The day that we all love to dread is finally here; love because who doesn’t love a holiday? And dread because every single one of China’s 1.3 billion citizens certainly do love a holiday. It also means the hard realization of those Sunday work days, which if there truly was a god, would never exist. Best yet, 2018’s calendar has been announced a full three weeks ahead of last year’s release – someone in the Bureau of Time Management and Arbitrary Holiday Allowance is getting a promotion this year!
New Year’s Day 2018: New Year’s comes early this year, with our three-day holiday starting on Dec 30 and riding through to Jan 1, back to work on Tuesday. No make-up days.
Spring Festival/Chinese New Year: The usual seven-day affair of travel hell is this year accented with not just a pre-Sunday (Feb 11) but also a post-Saturday (Feb 24) make-up day for good measure.
Qing Ming Festival: The three-day Tomb Sweeping Fest kicks off on Apr 5 and finishes with a lovely makeup Sunday, Apr 8.
May Labor Day: Start the three-day May holiday with a nice Saturday workday (Apr 28) and then ride it out till the following Tuesday (May 1).
Dragon Boat Festival: 2018’s Dragon Boat Festival falls a whole month and a half later than 2017’s, and makes for a relaxing three-day holiday Jun 16-18, with no make-up day in sight.

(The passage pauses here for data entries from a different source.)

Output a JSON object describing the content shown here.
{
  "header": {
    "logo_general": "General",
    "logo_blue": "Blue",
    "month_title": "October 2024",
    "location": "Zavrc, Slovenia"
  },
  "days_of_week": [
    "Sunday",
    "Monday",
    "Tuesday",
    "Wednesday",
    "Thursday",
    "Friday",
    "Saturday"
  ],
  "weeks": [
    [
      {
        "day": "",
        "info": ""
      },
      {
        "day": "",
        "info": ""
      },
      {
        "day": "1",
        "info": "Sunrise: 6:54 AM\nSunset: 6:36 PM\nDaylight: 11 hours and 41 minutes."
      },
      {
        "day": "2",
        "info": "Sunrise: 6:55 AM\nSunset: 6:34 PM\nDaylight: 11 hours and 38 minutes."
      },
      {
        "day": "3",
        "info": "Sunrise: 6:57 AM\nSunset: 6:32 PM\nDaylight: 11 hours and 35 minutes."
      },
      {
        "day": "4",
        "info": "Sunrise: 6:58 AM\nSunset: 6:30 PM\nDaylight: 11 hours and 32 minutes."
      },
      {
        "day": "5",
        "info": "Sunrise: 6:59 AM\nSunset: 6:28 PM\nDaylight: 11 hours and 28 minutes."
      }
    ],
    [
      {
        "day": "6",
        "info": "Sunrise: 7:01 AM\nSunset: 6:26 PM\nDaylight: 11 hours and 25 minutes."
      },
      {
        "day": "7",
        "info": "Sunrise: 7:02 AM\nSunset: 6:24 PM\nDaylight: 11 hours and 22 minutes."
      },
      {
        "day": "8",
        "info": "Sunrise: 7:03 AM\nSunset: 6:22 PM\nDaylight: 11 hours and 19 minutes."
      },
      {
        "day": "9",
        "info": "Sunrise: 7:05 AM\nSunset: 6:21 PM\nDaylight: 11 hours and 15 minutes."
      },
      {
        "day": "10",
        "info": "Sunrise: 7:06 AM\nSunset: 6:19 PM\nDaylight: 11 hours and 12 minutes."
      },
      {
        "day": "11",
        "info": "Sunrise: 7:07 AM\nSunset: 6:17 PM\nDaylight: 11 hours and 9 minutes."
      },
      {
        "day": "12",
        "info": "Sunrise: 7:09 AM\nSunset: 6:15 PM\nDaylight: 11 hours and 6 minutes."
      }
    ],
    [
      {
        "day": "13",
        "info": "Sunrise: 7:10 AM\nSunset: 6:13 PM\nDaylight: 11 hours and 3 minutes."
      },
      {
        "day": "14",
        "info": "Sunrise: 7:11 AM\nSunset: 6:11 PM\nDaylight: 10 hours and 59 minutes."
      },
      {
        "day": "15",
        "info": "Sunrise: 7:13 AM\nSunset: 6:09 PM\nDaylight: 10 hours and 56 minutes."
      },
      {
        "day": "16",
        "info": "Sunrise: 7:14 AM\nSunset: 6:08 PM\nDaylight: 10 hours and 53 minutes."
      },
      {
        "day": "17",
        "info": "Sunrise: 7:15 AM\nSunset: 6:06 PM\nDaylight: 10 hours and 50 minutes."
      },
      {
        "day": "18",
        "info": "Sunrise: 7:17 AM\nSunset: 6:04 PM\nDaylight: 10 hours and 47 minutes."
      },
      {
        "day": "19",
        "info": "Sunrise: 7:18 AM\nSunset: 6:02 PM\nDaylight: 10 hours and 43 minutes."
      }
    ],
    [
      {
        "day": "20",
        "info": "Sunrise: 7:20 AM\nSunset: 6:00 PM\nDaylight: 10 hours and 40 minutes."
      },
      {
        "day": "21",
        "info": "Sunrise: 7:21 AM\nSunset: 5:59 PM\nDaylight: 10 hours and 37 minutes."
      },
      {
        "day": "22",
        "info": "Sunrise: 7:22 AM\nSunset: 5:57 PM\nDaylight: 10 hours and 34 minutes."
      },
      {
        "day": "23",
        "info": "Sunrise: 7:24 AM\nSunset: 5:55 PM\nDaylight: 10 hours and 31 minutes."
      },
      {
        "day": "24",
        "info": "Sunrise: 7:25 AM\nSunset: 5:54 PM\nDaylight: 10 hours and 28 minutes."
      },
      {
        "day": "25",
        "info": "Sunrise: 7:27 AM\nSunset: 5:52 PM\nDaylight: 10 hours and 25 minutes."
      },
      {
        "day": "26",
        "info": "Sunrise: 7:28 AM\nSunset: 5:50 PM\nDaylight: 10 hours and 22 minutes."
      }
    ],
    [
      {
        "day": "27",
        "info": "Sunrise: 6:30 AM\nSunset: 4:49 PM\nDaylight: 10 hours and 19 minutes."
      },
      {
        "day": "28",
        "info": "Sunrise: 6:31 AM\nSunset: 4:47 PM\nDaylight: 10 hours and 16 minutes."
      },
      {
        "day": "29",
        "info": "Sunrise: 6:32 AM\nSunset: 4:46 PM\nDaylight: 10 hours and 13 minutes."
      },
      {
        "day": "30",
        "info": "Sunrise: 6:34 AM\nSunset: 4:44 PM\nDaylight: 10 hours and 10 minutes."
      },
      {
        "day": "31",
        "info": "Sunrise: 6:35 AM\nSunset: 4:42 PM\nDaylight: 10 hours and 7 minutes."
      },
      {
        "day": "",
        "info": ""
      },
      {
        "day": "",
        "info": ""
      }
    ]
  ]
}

Mid-Autumn Festival: Mid-Autumn Festival is not quite so forgiving, with a weekend and a Monday off (Sep 22-24) masked as a three-day holiday.
October National Day: Then comes the year’s second Golden Week but not before you’ve toiled through a six-day work week, Sep 29 and 30 acting as a make-up buffer before the long run of Oct 1-7, a total of seven days off.
And with that, it’s best to get planning your holidays and booking your tickets before they disappear before your very eyes. Roll on 2018!